My primary critique of the book at this juncture is that the title seems misleading — the book is, at least at the halfway point, less about pursuing silence than about escaping noise. This isn’t merely a matter of how the book has been packaged. Prochnik’s sensitivity to sound as an irritant (“I’m scared of becoming a noise crank,” he writes on its first page) leads to situations in which zealousness may have yielded mistaken, or at least less-than-nuanced, interpretations. For example, the omnipresent iPod is seen here as a symbol of society’s embrace of 24/7 sonic immersion. However, I believe it can just as easily be read as evidence of a pursuit along the lines of the one that Prochnik himself has embarked on: an entirely personal attempt to block out the noise that the world imposes on us.

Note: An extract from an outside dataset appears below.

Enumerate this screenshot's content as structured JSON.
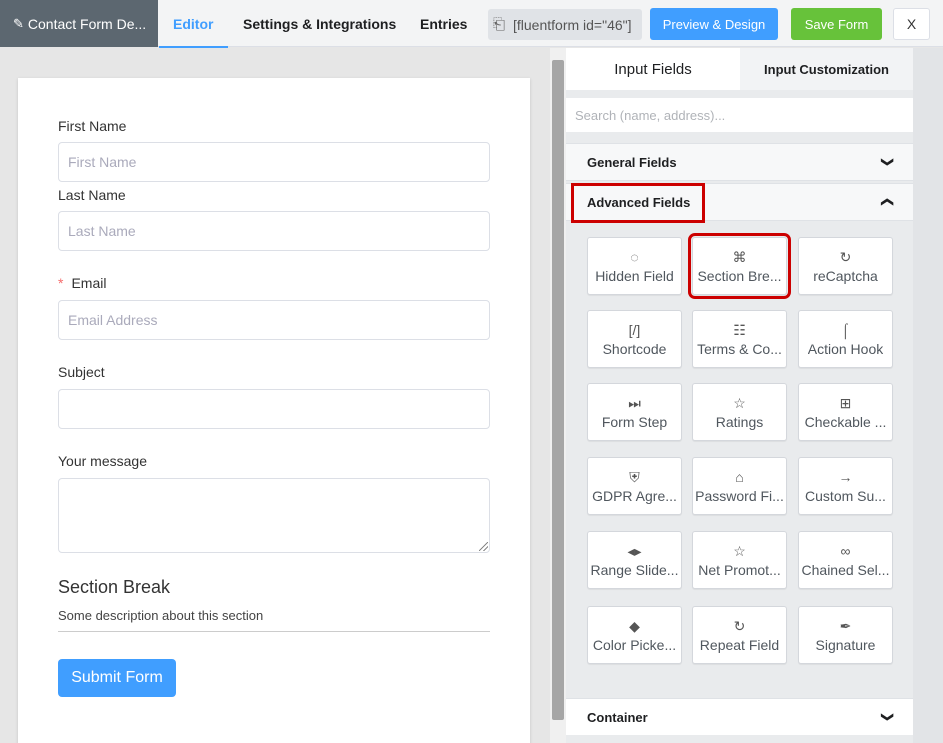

His book-related blog, inpursuitofsilence.com, features tidbits about the energy produced by noise and the apparent genetic predilection among humans for beats. If the stats in Google Reader are to be believed, I am as of this evening the sole RSS subscriber (via Google Reader) to his blog, and I highly recommend signing up.

Note: I usually post my “Quote of the Week” on Disquiet.com on Saturdays, but I took yesterday as a computer-free day and, entirely coincidental with the activist tone of Prochnik’s book (I didn’t start reading it until after lunch), a recorded-music-free day, as well (except at the gym, where I played Fescal’s forthcoming album, Lethal Industry, for at least the 20th time, a familiarity that to my mind qualifies it as background listening). It was a TV-free day, too, until about 10pm, when I succumbed to the wiles of a documentary about Sun Studio.